My rating: 4 of 5 stars
Nick and Amy are about to celebrate their 5 year anniversary. Nick wakes up the morning of, sees his wife fixing breakfast, and then goes to work. He gets a call from a neighbor that something is amiss at his house and rushes back to find furniture overturned and his wife gone. A missing persons case ensues, and the reader follows Nick and the police as they try to discover what happened to Nick’s wife.
I really liked this book. It’s very well-written and I liked the dual-narrative structure. The husband, Nick, narrates events happening from the day of his wife’s disappearance, forward. His wife, Amy, narrates events via her diary entries, which start from the day they met, up until her disappearance. These chapters are woven together like a patchwork quilt. Or more like a puzzle, in which the pieces don’t quite fit, and more than a few are missing.

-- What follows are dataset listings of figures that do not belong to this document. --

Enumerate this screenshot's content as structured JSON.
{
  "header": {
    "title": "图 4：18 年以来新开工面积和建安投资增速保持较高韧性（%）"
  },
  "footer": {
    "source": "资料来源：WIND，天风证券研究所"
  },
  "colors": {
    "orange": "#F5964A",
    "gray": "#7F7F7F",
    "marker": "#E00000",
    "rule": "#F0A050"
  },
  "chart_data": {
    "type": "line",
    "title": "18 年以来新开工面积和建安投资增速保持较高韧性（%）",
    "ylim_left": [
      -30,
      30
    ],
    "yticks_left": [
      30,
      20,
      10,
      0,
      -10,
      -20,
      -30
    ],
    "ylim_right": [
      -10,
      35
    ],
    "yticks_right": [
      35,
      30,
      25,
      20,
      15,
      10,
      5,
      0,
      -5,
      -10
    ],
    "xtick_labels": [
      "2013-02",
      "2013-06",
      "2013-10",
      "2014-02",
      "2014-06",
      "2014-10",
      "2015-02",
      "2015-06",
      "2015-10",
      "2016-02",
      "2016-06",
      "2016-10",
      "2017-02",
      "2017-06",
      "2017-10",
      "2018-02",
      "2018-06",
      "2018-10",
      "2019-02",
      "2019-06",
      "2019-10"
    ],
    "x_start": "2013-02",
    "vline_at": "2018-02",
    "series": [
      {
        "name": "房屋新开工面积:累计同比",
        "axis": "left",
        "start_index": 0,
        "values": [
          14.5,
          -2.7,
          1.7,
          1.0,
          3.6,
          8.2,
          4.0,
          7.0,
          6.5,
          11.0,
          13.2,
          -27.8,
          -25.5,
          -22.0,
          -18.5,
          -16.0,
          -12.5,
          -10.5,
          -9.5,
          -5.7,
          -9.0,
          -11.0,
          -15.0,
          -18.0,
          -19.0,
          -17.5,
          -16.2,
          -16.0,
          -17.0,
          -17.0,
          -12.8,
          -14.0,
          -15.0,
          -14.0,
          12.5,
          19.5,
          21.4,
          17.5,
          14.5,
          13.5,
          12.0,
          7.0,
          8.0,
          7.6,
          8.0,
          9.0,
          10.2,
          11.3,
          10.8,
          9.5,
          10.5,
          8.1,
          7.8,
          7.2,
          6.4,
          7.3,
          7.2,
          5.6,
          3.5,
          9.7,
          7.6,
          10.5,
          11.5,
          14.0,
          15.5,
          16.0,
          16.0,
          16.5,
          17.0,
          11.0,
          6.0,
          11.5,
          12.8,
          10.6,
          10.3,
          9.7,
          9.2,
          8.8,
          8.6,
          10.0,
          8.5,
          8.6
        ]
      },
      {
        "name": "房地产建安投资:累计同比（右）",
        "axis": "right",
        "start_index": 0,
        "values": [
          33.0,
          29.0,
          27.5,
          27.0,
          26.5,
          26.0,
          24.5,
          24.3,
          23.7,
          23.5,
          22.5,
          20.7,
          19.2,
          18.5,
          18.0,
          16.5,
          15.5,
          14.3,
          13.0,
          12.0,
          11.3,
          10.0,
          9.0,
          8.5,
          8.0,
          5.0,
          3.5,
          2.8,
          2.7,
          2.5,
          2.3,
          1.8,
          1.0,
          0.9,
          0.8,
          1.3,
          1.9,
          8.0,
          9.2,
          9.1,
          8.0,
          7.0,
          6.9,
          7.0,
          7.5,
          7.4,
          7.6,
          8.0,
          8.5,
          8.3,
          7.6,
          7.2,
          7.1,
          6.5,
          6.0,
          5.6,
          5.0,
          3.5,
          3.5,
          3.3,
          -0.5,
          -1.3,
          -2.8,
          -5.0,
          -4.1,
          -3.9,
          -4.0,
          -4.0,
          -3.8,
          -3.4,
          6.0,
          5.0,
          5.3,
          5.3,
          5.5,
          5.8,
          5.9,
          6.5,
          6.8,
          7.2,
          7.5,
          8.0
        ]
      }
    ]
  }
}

Nick is an unreliable narrator. Although he’s telling the story, and the reader is right there with him as events unfold, we find that we don’t really trust him. There are gaps of time at crucial points in his narrative. He sees his wife for breakfast and then goes to work. But the reader later finds that there is a huge chunk of time between which these events occur. So where was he? Also, as Nick narrates, he constantly alludes to the fact that he is lying to the police. As the reader we don’t know why he is lying. Is he guilty? The husband is usually the primary suspect, right? The book takes place in modern day, and the author is aware that many readers are familiar with popular crime shows such as CSI, or real-life cases such as Scott Peterson. It usually is the husband. Gillian Flynn toys with the audience by neither confirming nor denying whether the husband is the killer. He’s the narrator, so the reader immediately wants to identify with him, but Flynn does a great job of planting doubt. Nick certainly isn’t acting like an innocent man. Innocent men don’t normally lie to the police. But it can’t be him because that would be too obvious. Or would it?

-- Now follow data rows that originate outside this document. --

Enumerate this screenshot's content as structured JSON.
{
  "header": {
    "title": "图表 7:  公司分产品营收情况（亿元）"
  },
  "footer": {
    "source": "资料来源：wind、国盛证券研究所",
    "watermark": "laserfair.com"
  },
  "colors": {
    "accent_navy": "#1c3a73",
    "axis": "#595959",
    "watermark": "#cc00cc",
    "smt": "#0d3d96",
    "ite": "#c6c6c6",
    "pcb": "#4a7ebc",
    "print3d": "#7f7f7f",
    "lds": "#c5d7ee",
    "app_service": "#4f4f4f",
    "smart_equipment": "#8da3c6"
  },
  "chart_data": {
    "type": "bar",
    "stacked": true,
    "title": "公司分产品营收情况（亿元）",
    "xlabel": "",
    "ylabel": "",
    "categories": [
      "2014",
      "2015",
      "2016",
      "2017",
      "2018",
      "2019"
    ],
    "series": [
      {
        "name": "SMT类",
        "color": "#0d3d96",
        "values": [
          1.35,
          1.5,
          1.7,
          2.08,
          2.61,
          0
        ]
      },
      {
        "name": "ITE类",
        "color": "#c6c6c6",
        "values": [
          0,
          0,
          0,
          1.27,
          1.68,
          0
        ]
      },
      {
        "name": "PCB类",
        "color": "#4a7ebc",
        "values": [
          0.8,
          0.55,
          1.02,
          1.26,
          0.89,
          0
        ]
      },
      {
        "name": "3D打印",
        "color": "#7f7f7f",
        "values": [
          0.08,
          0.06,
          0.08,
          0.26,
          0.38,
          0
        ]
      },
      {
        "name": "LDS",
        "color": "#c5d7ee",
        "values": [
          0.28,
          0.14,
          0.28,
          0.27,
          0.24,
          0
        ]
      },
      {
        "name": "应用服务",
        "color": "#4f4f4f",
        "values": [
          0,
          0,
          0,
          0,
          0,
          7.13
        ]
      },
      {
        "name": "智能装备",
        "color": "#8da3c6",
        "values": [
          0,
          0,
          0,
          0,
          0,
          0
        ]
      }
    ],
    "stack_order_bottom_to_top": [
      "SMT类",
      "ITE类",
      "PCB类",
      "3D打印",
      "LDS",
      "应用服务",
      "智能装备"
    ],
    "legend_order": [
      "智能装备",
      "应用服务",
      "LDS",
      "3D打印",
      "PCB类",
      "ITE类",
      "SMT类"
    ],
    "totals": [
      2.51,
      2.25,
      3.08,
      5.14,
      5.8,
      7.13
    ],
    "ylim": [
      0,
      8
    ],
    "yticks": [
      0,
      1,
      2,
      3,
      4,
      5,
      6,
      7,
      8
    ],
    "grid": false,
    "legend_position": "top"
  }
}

The story is told in 3 parts. Part 1 uses the dual narrative structure to describe the events that happen immediately following Amy’s disappearance, as well as tell the story about how a marriage might unravel. Both Nick and Amy talk about their marriage and how it seems to be falling apart. Nick narrates from the present, and talks about the fact that his wife seems to no longer be enchanted with him, always finding fault. Amy narrates through her diary entries, and describes the initial excitement of falling in love and describes trying to please a husband who becomes increasingly aloof. It seems like a classic case of Men Are from Mars, Women Are from Venus, common communication issues that every couple goes through. Except, again, certain things don’t add up. There are conflicts in their narratives about crucial decisions which leave the reader wondering who to believe. Parts 2 and 3 and expand on the story and add quite a few twists and turns.
This is one of the best books I’ve read in a while. There have been some complaints that the ending was a bit too open-ended. I was ok with this. The story ends and it’s up to the reader to draw his own conclusions about what might happen next. I will definitely check out more from this author.